Por dias a fio, a manhã, a tarde e parte da noite foram ocupadas com a interiorização da memória e o que dela baixava à escrita. Até nos preparativos para o sono e nos próprios sonhos as exigências da autobiografia estavam presentes. Coligiu páginas a eito. Às vezes, interrompia a escrita e revia os capítulos prontos. Os capítulos não estavam prontos, reconhecia: as páginas enchiam-se de anotações à margem, frases inteiras eliminadas, outras reescritas, muitos pontos de interrogação. Só depois avançava para capítulos em espera. E voltava a retroceder a capítulos anteriores, quando não tinha a certeza se estava a ser atraiçoado pela memória quando alguns episódios narrados vagueavam na indistinta bruma que ocupava as recordações. 
Já era assinalável a resma de papel com o esboço da autobiografia. Releu-a a eito, sem encher as páginas com mais anotações à margem, frases inteiras eliminadas, outras reescritas e muitos pontos de interrogação. Queria uma fotografia de conjunto da autobiografia. Para ajuizar se era uma autobiografia ou uma interpretação pessoal da sua autobiografia. Muitas vezes esbarrava neste dilema. O fino fio da memória não era o terreno fértil para a revisitação de episódios acontecidos. Ficava com dúvidas quase existenciais, sem saber se as coisas tinham acontecido como as recordava, ou se havia uma dimensão alternativa que escondia os factos como eles tinham sido registados no livro autêntico onde a História foi selada.

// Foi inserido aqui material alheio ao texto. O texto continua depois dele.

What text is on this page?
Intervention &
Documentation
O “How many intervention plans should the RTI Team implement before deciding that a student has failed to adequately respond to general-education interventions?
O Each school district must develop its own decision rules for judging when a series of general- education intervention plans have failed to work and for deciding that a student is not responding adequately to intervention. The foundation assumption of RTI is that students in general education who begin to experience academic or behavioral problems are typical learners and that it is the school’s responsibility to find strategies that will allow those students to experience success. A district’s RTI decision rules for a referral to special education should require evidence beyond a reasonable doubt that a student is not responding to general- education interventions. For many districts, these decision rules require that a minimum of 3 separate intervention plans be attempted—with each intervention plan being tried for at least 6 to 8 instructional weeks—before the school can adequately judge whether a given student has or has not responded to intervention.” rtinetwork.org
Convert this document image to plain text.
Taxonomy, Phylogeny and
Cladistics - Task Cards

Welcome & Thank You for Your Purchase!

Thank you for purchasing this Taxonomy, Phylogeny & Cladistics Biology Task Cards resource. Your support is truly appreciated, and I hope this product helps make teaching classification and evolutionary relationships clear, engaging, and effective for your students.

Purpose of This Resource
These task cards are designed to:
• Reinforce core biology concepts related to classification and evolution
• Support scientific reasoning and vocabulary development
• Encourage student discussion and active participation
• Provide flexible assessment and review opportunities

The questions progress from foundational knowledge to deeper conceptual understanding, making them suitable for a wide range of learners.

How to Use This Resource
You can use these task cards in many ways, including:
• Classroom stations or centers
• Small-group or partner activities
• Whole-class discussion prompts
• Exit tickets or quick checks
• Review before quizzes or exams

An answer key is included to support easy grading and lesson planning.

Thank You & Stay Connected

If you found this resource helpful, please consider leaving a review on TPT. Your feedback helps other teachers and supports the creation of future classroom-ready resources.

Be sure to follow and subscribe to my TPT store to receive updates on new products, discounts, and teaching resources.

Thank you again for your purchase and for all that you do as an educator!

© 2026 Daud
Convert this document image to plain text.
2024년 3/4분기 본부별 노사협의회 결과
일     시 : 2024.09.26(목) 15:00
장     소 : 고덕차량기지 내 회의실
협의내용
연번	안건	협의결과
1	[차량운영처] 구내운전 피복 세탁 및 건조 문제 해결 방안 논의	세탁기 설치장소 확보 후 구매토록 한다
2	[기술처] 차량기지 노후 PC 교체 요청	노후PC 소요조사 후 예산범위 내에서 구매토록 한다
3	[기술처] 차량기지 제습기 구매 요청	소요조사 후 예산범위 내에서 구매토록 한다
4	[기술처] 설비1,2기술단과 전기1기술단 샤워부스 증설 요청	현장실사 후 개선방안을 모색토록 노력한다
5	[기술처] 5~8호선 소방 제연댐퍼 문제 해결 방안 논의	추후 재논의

O que mais o inquietou é que a autobiografia só falava de outras pessoas. Seria uma falsa autobiografia? Levou uma noite inteira a pensar na interrogação. Afinal, não era motivo de inquietação. Sempre fora modesto e nunca quisera trazer a sua vida pela trela dos holofotes. O protagonismo era sempre dos outros. Uma autobiografia também pode ser escrita na geografia dos outros, sem deixar de ser uma autobiografia. 
O que uma pessoa é também passa pelos outros que passaram pela sua vida.